Remember electricity wants to get back to its source in a complete circuit. As the current is flowing forwards and backwards at different times in each of the phases, we can essentially connect the phases together and the current will move between the different phases as the polarity of each phase moves forwards and backwards at different times. Any excess will flow in the neutral back to the source if needed.
With single phase we have these large gaps between the peaks. But with 3 phase these can be combined to fill the gaps in and therefore deliver more power.
Three Phase Inverters
Larger applications require a three-phase inverter, for example to run compressors in large cooling systems, this rectifier will be built into the variable speed drive. The DC supply in this case will be a rectified 3 phase AC supply. That means the 3 AC sine waves are combined together and passed through some diodes which prevent the electrons from flowing backwards, this turns it into a rippled DC. We then use a capacitor to smooth the ripple out into a constant DC supply.
We have covered this in great detail previously, do check that out HERE.

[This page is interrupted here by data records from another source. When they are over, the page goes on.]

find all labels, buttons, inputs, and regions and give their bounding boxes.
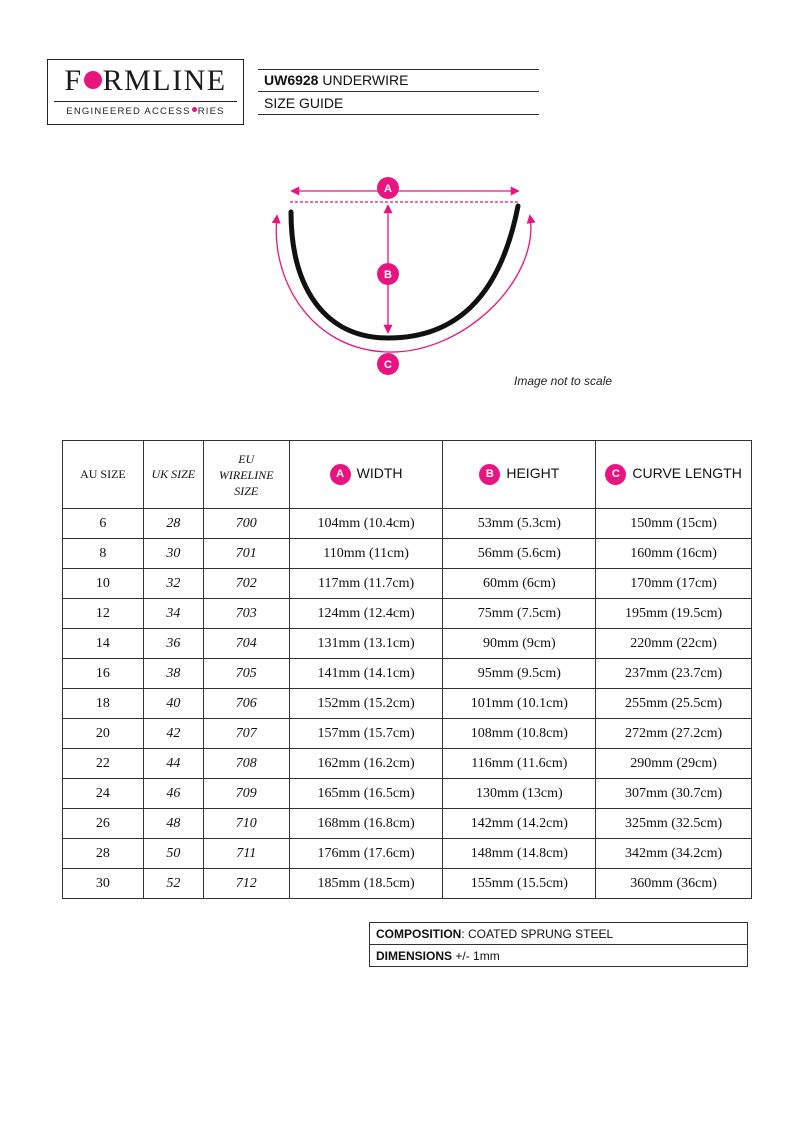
- tagline-end: RIES: [197, 106, 225, 117]
- cell-width: 185mm (18.5cm): [289, 869, 443, 899]
- height-badge-icon: B: [479, 464, 500, 485]
- cell-eu: 711: [203, 839, 289, 869]
- table-row: [63, 509, 752, 539]
- cell-width: 165mm (16.5cm): [289, 779, 443, 809]
- table-row: [63, 869, 752, 899]
- cell-au: 30: [63, 869, 144, 899]
- cell-uk: 44: [143, 749, 203, 779]
- composition-row: [370, 923, 748, 945]
- header-eu-line1: EU: [238, 451, 255, 466]
- cell-height: 116mm (11.6cm): [443, 749, 596, 779]
- cell-width: 104mm (10.4cm): [289, 509, 443, 539]
- cell-au: 16: [63, 659, 144, 689]
- logo-divider: [54, 101, 237, 102]
- header-eu-size: [203, 441, 289, 509]
- cell-uk: 40: [143, 689, 203, 719]
- brand-wordmark: [48, 64, 243, 98]
- spec-box: [369, 922, 748, 967]
- cell-height: 108mm (10.8cm): [443, 719, 596, 749]
- cell-uk: 52: [143, 869, 203, 899]
- table-row: [63, 629, 752, 659]
- curve-length-arrow: [276, 216, 531, 352]
- cell-au: 20: [63, 719, 144, 749]
- cell-width: 124mm (12.4cm): [289, 599, 443, 629]
- cell-au: 8: [63, 539, 144, 569]
- cell-uk: 48: [143, 809, 203, 839]
- cell-height: 95mm (9.5cm): [443, 659, 596, 689]
- cell-au: 14: [63, 629, 144, 659]
- table-row: [63, 689, 752, 719]
- table-row: [63, 659, 752, 689]
- cell-width: 157mm (15.7cm): [289, 719, 443, 749]
- cell-eu: 703: [203, 599, 289, 629]
- cell-uk: 42: [143, 719, 203, 749]
- title-rule-middle: [258, 91, 539, 92]
- brand-tagline: [48, 106, 243, 117]
- cell-height: 130mm (13cm): [443, 779, 596, 809]
- header-eu-line2: WIRELINE: [218, 467, 274, 482]
- underwire-shape: [291, 206, 518, 338]
- curve-badge-icon: C: [605, 464, 626, 485]
- label-a: A: [384, 183, 392, 195]
- dimensions-value: +/- 1mm: [452, 948, 500, 963]
- header-curve-label: CURVE LENGTH: [632, 465, 742, 482]
- cell-width: 110mm (11cm): [289, 539, 443, 569]
- cell-au: 18: [63, 689, 144, 719]
- table-row: [63, 719, 752, 749]
- cell-au: 22: [63, 749, 144, 779]
- table-row: [63, 749, 752, 779]
- table-row: [63, 599, 752, 629]
- cell-height: 60mm (6cm): [443, 569, 596, 599]
- cell-eu: 704: [203, 629, 289, 659]
- cell-height: 56mm (5.6cm): [443, 539, 596, 569]
- table-row: [63, 779, 752, 809]
- cell-width: 141mm (14.1cm): [289, 659, 443, 689]
- cell-curve: 195mm (19.5cm): [596, 599, 752, 629]
- cell-uk: 30: [143, 539, 203, 569]
- cell-uk: 38: [143, 659, 203, 689]
- label-c: C: [384, 359, 392, 371]
- cell-au: 10: [63, 569, 144, 599]
- table-header-row: [63, 441, 752, 509]
- composition-label: COMPOSITION: [376, 926, 462, 941]
- tagline-dot-icon: [192, 107, 197, 112]
- header-width-label: WIDTH: [356, 465, 403, 482]
- cell-eu: 709: [203, 779, 289, 809]
- cell-eu: 712: [203, 869, 289, 899]
- cell-curve: 342mm (34.2cm): [596, 839, 752, 869]
- cell-width: 168mm (16.8cm): [289, 809, 443, 839]
- product-code: UW6928: [264, 72, 319, 88]
- cell-eu: 708: [203, 749, 289, 779]
- cell-height: 53mm (5.3cm): [443, 509, 596, 539]
- cell-curve: 255mm (25.5cm): [596, 689, 752, 719]
- header-uk-size: UK SIZE: [143, 441, 203, 509]
- dimensions-label: DIMENSIONS: [376, 948, 453, 963]
- cell-height: 90mm (9cm): [443, 629, 596, 659]
- cell-uk: 28: [143, 509, 203, 539]
- underwire-diagram: [250, 168, 560, 380]
- header-eu-line3: SIZE: [234, 483, 259, 498]
- cell-uk: 36: [143, 629, 203, 659]
- cell-width: 131mm (13.1cm): [289, 629, 443, 659]
- cell-width: 117mm (11.7cm): [289, 569, 443, 599]
- cell-au: 28: [63, 839, 144, 869]
- cell-curve: 360mm (36cm): [596, 869, 752, 899]
- brand-name-end: RMLINE: [102, 64, 227, 97]
- cell-curve: 237mm (23.7cm): [596, 659, 752, 689]
- header-height: [443, 441, 596, 509]
- cell-au: 24: [63, 779, 144, 809]
- logo-dot-icon: [84, 71, 102, 89]
- cell-curve: 220mm (22cm): [596, 629, 752, 659]
- cell-width: 152mm (15.2cm): [289, 689, 443, 719]
- cell-eu: 705: [203, 659, 289, 689]
- title-rule-top: [258, 69, 539, 70]
- composition-cell: [370, 923, 748, 945]
- brand-logo: [47, 59, 244, 125]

To turn the clean DC into three phase AC, we use a three-phase inverter. For this we use 6 IGBT’s. Again, We’ll animate these as simple switches for simplicity and We’ll number these as follows.
To get our three phases, we need to open and close switches in pairs to direct the flow of current to form our supply and return paths, that way the connected motor will experience Alternating current.
For the three-phase supply, we time the switches to simulate the 3 phases. Let’s see how this works.
First we close switches 1 and 6. This will give us phase 1 to phase two.
Then we close switches 1 and 2. This will give us phase 1 to phase three.
Then we close switches 3 and 2. This will give us phase 2 and 3.
Then we close switches 3 and 4. This will give us phase 2 and 1.
Then we close switches 5 and 4. This will give us phase 3 and 1.
Then we close switches 5 and 6. This will give us phase 3 and 2.
This cycle repeats again and again like so. If we check this with the oscilloscope, we will now have a wave pattern that looks something like AC, except it’s a little bit square. This will work fine for some applications but not all. So again we need to use pulse width modulation to create that sine wave. So we are going to use the controller to rapidly open and close the switches to vary the output frequency and voltage.